Boundary Waters, Trip Reports, BWCA, Stories

Seagull to Knife to...Seagull
by GraduateSlave

Trip Type: Paddling Canoe
Entry Date: 08/16/2009
Entry & Exit Point: Seagull Lake (EP 54)
Number of Days: 7
Group Size: 3
Trip Introduction:
Trip was originally planned as a loop from Seagull through Knife and Saganaga, but the weather had other designs. This was the first trip I ever planned on my own. It was taken with two of my buddies from college in a three man canoe. I quite purposefully picked an easy route, owing to our general inexperience.
Day 1 of 7
We put in on a gray misty morning from the dock at Seagull Outfitters. With all the damage from the Cavity Lake fire, the lake looked like the face of the moon through all the gloom. Wind picked up as we were crossing the most open section of the lake on the way to the Alpine portage. It naturally thundered a couple of times, too, just then. The thunder quit as we made our way toward land, but it was pretty breezy and the waves were starting to whitecap. We reached the portage just as a ridiculously large group of teenagers were coming down from Alpine. I winced a little as a girl threw down an aluminum canoe on the rocks are the side of the portage and started complaining loudly. The portage climbs over a rather low hill, and is for the most part flat and dry. No trouble there. Ran into a group of kids I had known before I graduated from college at the end of the portage. Very random encounter.

We shoved off from the portage to a calm lake, and had a scenic paddle around the west end of the lake on the way to the portage. It was starting to rain. There was a little confusion as we reached the Jasper portage. The portage was somewhat washed out at the base of the falls, and looked suspiciously like a fifteen foot drop of steep rock. Finally decided it was the portage and landed on some very slick loose rocks just as another group was coming down. We were all sliding around, trying to unload the canoe, and generally get the heck out of the way. One of the guys in the other party came down and dragged out our gear pack to give us a hand. I was grateful. The landing was very shallow and slimy, full of rocks that were just waiting to eat the kevlar canoe. So if you every end up reading this, thanks again!

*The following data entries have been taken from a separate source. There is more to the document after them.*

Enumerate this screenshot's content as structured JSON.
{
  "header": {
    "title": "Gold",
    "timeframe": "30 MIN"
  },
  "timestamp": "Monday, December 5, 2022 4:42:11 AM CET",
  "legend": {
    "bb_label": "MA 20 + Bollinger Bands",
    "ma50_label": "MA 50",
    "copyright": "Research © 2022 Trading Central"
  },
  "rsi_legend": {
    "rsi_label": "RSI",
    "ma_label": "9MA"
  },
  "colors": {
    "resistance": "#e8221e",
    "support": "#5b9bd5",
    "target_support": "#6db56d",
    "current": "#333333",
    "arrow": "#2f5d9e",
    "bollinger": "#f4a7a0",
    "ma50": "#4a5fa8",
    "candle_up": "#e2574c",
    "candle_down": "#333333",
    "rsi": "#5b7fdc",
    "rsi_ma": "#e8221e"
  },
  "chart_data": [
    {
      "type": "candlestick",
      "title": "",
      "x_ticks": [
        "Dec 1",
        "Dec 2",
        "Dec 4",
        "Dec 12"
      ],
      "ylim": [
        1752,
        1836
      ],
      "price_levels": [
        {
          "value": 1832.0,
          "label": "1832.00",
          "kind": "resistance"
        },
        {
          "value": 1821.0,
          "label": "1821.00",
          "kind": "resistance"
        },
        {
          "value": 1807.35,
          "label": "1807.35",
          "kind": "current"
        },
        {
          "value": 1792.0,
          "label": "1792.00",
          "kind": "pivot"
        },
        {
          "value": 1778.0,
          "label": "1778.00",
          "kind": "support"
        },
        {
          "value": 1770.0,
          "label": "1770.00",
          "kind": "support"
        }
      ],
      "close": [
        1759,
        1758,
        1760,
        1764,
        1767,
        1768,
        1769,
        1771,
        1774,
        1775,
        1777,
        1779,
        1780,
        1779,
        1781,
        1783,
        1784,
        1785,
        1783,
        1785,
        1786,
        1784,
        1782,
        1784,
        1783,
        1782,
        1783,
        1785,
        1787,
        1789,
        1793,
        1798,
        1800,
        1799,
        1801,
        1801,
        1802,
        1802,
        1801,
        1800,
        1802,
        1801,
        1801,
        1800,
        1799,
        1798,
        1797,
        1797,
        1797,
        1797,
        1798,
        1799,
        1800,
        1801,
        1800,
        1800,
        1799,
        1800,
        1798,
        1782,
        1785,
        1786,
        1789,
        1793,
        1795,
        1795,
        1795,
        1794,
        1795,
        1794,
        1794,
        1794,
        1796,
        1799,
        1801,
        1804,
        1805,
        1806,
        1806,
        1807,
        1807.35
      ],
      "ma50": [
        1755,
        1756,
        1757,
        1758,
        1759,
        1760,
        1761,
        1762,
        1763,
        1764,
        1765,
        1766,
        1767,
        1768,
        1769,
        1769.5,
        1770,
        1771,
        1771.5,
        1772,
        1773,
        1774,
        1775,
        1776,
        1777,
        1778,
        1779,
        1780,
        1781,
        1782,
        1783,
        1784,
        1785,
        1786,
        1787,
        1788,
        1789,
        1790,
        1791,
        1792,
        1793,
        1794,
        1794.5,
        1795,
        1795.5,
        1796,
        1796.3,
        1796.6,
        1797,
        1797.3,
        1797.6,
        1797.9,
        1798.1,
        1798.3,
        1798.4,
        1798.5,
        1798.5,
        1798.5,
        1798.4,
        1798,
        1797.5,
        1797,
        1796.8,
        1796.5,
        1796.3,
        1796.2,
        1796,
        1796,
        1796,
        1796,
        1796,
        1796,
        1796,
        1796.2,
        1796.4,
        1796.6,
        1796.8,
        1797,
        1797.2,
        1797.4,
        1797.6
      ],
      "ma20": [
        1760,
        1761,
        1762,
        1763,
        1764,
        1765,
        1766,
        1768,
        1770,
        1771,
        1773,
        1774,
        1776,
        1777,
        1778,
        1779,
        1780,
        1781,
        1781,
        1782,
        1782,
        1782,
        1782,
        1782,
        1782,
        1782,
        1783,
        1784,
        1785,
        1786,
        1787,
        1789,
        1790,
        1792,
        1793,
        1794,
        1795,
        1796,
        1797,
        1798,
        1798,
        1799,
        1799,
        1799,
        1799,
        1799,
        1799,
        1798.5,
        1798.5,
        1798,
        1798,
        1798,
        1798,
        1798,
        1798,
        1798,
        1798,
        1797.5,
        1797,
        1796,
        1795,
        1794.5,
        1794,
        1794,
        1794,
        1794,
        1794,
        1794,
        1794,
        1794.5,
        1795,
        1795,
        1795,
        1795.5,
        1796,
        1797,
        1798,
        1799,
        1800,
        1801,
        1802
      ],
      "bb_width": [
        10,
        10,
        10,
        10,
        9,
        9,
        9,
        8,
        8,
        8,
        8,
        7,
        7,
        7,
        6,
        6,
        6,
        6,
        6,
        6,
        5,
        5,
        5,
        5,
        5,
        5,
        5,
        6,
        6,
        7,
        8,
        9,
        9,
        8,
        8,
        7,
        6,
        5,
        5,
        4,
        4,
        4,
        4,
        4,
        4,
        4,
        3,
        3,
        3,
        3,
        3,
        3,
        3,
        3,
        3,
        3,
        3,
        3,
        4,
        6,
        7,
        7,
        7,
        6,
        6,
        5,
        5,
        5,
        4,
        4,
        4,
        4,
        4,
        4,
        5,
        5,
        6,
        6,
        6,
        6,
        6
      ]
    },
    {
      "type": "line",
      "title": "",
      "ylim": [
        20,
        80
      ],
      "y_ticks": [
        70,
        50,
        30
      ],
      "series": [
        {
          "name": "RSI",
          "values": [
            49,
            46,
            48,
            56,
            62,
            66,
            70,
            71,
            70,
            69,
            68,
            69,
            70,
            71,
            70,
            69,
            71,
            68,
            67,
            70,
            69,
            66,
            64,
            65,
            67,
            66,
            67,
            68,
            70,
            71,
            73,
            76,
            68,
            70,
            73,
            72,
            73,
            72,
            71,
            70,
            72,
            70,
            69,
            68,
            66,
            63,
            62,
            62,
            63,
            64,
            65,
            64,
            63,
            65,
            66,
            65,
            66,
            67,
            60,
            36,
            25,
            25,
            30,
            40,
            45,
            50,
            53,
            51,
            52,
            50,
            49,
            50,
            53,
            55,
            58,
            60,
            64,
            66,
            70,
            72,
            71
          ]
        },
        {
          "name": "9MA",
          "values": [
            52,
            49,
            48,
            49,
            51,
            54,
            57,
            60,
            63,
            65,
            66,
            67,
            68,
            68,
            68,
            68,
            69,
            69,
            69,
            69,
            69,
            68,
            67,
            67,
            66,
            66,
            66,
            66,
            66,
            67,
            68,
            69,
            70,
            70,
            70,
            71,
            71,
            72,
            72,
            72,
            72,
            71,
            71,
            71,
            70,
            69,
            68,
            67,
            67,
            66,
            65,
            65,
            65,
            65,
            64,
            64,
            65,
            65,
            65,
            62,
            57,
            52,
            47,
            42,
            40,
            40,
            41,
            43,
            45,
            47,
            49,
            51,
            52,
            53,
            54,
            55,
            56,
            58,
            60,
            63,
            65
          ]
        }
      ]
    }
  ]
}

Aside from the bit with the exposed rock, the portage was somewhat muddy but overall short and easy. We discovered on this portage that it was going to be up to me and my stern paddler to carry the brunt of the weight, as the girl we had along couldn't even handle the kevlar canoe. We paddled halfway up Jasper into a headwind. It was getting rougher and the light was getting lower as the cloud cover intensified. We opted to stay on Jasper. Jasper was also pretty toasted by the fire. With no real trees to hang our tarp, we slung it low from the few saplings remaining, aided by a paddle. Just in time. It started to pour. We crouched together under the tarp eating sausage and cheese. During a lull, I located the latrine, which was way up the shoreline, past a long stretch of wet, widowmaking boulder. With no trees to hang from, I stashed the food pack far away, a la Cliff Jacobson. We pitched the tent and fell asleep in the rain early.